✅ HMK Madde 53 | Dava takip yetkisi |
✅ Dava takip yetkisi yetki görevi nedir? | Madde metnini inceleyiniz. |
(1) Dava takip yetkisi, talep sonucu hakkında hüküm alabilme yetkisidir. Bu yetki, kanunda belirtilen istisnai durumlar dışında, maddi hukuktaki tasarruf yetkisine göre tayin edilir.
HMK Madde 53 Gerekçesi
Madde ile davayı takip yetkisi kurumu düzenlenmiştir.
Davayı takip yetkisi, maddî hukuktaki tasarruf yetkisinin usul hukukuna yansımasıdır. Dolayısıyla, kanunla aksi belirtilmedikçe, bu yetki kural olarak maddî hukuktaki tasarruf yetkisine göre tayin edilir. Maddede davayı takip yetkisinin tanımına da yer verilmiş bulunmaktadır. Bu tanım, esas itibarıyla davayı takibi de kapsamaktadır. Davayı takip yetkisi tamamen şeklî taraf kavramının bir sonucudur. Kural olarak dava ehliyeti bulunan kimsenin davayı takip yetkisi de mevcuttur; ancak, bazı durumlarda tarafın dava ehliyeti olmakla birlikte davayı takip yetkisi kendisi dışında üçüncü bir kişi tarafından kullanılabilir ya da kanun gereği kullanılması zorunlu olabilir. Bu yetkiyi kullanan kişinin gerçekte hukukî ilişkinin tarafı olmasına gerek yoktur. Davayı takip yetkisi bir dava şartı olup, mahkeme bunu kendiliğinden göz önüne alır.
Buna göre, davayı takip yetkisi, talep sonucunda belirtilen hakkın ya da hukukî ilişkinin esası hakkında hüküm alabilme yetkisini ifade etmekte olup, kanunda belirtilen istisnaî durumlar (örneğin, İİK.m. 94/II’ye göre, borçlunun henüz tapuya tescil ettirmediği bir taşınmazını borçlu adına tescil ettirmek için alacaklının icra dairesinden dava açma yetkisini istemesi, iflâs masasına karşı açılacak davalarda veya iflâs masasının açacağı davalarda iflâs idaresi tarafından temsil edilmesinde olduğu gibi) dışında, maddî hukuktaki tasarruf yetkisine göre belirlenir.
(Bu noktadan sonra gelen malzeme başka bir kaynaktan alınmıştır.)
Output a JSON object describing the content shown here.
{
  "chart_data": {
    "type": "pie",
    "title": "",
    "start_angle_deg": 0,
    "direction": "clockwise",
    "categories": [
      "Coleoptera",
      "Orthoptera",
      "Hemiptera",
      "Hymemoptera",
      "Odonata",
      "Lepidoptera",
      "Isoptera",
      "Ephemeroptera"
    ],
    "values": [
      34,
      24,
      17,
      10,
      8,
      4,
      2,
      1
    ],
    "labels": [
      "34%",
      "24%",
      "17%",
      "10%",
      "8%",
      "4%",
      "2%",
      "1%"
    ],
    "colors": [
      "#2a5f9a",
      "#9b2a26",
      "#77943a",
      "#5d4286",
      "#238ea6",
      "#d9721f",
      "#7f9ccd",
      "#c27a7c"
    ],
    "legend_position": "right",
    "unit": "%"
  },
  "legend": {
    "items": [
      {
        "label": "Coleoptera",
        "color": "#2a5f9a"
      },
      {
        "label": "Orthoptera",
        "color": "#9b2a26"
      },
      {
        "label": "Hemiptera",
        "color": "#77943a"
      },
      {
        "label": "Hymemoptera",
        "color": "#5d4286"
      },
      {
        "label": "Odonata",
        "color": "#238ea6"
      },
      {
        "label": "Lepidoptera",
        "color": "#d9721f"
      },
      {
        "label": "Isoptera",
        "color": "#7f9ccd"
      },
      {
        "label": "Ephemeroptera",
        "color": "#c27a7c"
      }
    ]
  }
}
Bu örneklerde de görüleceği üzere, İcra ve İflâs Kanununda düzenlenen durumda, aslında borçlunun normal olarak dava ehliyeti mevcuttur. Fakat alacaklı, borçlunun alacağını tahsil için icra dairesinden davayı takip yetkisini alarak, borçlu adına davayı takip eder. Bu durumda, borçlunun ne taraf ehliyeti ne de dava ehliyeti kaldırılmamış olup, sadece alacaklıya borçlunun alacağını tahsil için bir yetki verilmiştir. Benzer durum iflâsta da söz konusudur. Müflisin taraf ehliyeti ve dava ehliyeti mevcut olmakla birlikte iflâs masasına giren mal ve haklar bakımından takip yetkisi iflâs idaresi tarafından kullanılacaktır.